= Distributive-temporal case =

Grammatical case specifying the time and manner of an event

The distributive-temporal of a noun is a grammatical case specifying when and how often something is done.

==In Hungarian==
This case (-nta/-nte) in Hungarian can express how often something happens (e.g. havonta "monthly", naponta "daily", telente "every winter", reggelente "every morning"); it can alternate with the distributive case in words of temporal meaning.

==In Finnish==
This adverb type in Finnish can express that something happens at a frequent point in time (e.g. "on Sundays" is sunnuntaisin), or an origin (e.g. "born in" is syntyisin). It is restricted to a small number of adverb stems and nouns, mostly those with the plural formed with an -i- suffix. The ending is -sin.
For example, the root päivä (day) has the plural päivi-, and thus the temporal distributive päivisin ("during the days").

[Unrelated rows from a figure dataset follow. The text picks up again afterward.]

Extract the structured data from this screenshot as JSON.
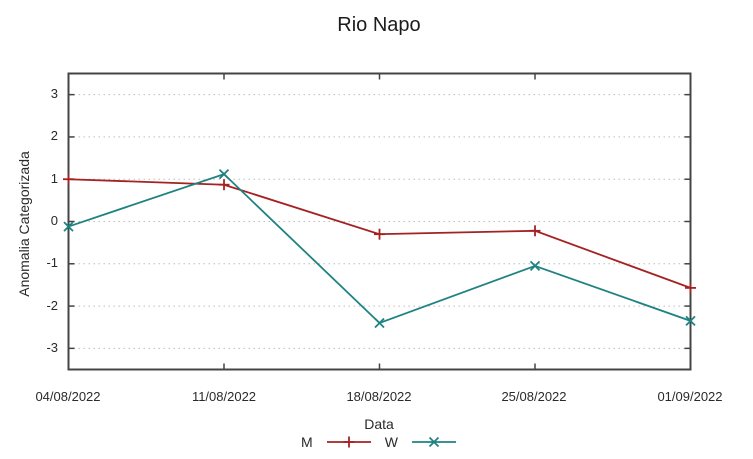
{
  "chart_data": {
    "type": "line",
    "title": "Rio Napo",
    "xlabel": "Data",
    "ylabel": "Anomalia Categorizada",
    "categories": [
      "04/08/2022",
      "11/08/2022",
      "18/08/2022",
      "25/08/2022",
      "01/09/2022"
    ],
    "series": [
      {
        "name": "M",
        "marker": "plus",
        "color": "#a42222",
        "values": [
          1.0,
          0.87,
          -0.3,
          -0.22,
          -1.57
        ]
      },
      {
        "name": "W",
        "marker": "cross",
        "color": "#1f8282",
        "values": [
          -0.12,
          1.12,
          -2.4,
          -1.05,
          -2.35
        ]
      }
    ],
    "ylim": [
      -3.5,
      3.5
    ],
    "yticks": [
      3,
      2,
      1,
      0,
      -1,
      -2,
      -3
    ],
    "grid": "horizontal-dotted",
    "legend_position": "bottom",
    "border_color": "#444444",
    "grid_color": "#bdbdbd"
  }
}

The temporal distributive case specifies when something is done, in contrast to the distributive case, which specifies how often something is done, as in regular maintenance. These sentences are a good example: Siivoan päivisin vs. Siivoan päivittäin. The former (temp. dist.) means "I clean by day", implying the cleaning is done in the daytime, whereas the latter (dist.) means "I clean daily", implying that there's no day without cleaning.

If the plural has another form than -i-, either joka (each) or the essive case is used. For example, uusi vuosi (New Year) is either joka uusi vuosi or uusina vuosina, respectively.